Maples and Calder, the Maples Group’s law firm in Hong Kong, has also acted as Cayman Islands counsel to Catcha Investment on its IPO of 25 million units, each unit consisting of one Class A ordinary share and one-third of one redeemable warrant to purchase Class A ordinary shares of Catcha, and its listing in New York. Catcha Investment is a special purpose acquisition company formed for pursuing business combination targets, which focuses on completing combinations in the technology, digital media, financial technology, or digital services sectors across Asia Pacific, particularly in Southeast Asia and Australia. The offering, which closed on February 12, 2021, raised approximately US$250 million. Partner Matt Roberts led the firm’s team in the transaction, while Kirkland & Ellis acted as US counsel. Skadden, Arps, Slate, Meagher & Flom acted as US counsel to JP Morgan Securities, the representative of the underwriters.

Rajah & Tann LCT Lawyers, a member firm of Rajah & Tann Asia, has acted for AURA Group on its Series B follow-on investment into Kim Health Care Group’s Series B financing round. This US$24 million Series B round is led by ABC World Asia, the Singapore-based and Temasek-affiliated private equity fund dedicated to impact investing across Asia. Partner Logan Leung led the firm’s team in the transaction.

Rajah & Tann Singapore, member firm of Rajah & Tann Asia, has acted for Next Gen Foods on its seed financing round, which raised net proceeds of approximately US$10 million. This is the largest seed financing round globally in the plant-based meat sector. Partner Terence Quek, supported by partner Lee Xin Mei, led the firm’s team in the transaction.
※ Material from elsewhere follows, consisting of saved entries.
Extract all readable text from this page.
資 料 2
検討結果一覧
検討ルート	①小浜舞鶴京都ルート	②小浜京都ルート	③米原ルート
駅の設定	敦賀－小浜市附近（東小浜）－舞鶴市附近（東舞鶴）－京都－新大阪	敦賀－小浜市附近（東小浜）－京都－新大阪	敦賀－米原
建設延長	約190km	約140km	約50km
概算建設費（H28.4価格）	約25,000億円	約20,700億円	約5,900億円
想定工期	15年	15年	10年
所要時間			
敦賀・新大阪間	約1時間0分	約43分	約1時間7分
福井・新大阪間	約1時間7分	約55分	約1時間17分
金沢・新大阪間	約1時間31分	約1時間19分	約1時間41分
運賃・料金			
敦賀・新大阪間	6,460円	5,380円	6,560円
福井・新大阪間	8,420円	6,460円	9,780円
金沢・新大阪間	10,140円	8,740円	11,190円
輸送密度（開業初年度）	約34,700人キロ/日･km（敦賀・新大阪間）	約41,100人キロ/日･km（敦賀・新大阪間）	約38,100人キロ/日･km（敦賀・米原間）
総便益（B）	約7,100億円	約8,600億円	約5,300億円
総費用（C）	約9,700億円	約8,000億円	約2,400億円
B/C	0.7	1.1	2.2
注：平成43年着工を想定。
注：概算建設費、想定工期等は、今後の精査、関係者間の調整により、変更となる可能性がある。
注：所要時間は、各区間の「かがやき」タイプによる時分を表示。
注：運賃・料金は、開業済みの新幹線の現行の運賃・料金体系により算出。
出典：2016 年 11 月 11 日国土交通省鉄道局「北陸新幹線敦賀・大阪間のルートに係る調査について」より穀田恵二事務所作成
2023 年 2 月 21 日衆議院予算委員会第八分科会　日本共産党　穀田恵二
Shearman & Sterling has represented the initial purchasers, including The Hongkong and Shanghai Banking Corporation, Morgan Stanley & Co International, China CITIC Bank International, China Securities (International) Corporate Finance Company, Citigroup Global Markets, Credit Suisse (Hong Kong) and Guotai Junan Securities (Hong Kong) on Sunac China Holdings’ dual-tranche tap offering of US$210 million 6.5 percent senior notes due 2025 and US$342 million 5.95 percent senior notes due 2024. Hong Kong capital markets partner Alan Yeung led the firm’s team in the transaction.

WongPartnership acted for Perennial Real Estate Holdings in the financing of its acquisition of a Caldecott site for S$280.9 million. Partners Christy Lim and Serene Soh led the firm’s team in the transaction.

YKVN has represented the shareholders of Duy Tan Plastics Manufacturing on the sale of 70 percent stake in Duy Tan to SCG Packaging, a subsidiary of Siam Cement. The transaction will be carried out through a newly established and wholly-owned subsidiary of SCG, and is expected to be completed in mid-2021. Duy Tan’s existing shareholders will continue to hold 30 percent stake, and to support and manage the company, with management from SCG. The investment in Duy Tan is an expansion of SCG’s rigid plastic packaging business. SCG can now provide its FMCG customers and consumers in Vietnam with a full range of packaging products, both polymer-based and paper-based. SCG is SE Asia’s largest fully integrated packaging solutions provider. Duy Tan is Vietnam’s top producer of rigid plastic packaging products, with its 2020 revenues reaching over US$200 million. It is a leading supplier to multinational companies and local brand owners of consumer and FMCG products. It also manufactures household plastic products, such as food containers, which are sold under the “Duy Tan” brand. Majority of Duy Tan’s products are sold in Vietnam, with 20 percent exported to the US and other markets. Partner Vu Dzung, supported by partner Le Thi Toc, led the firm’s team in the transaction.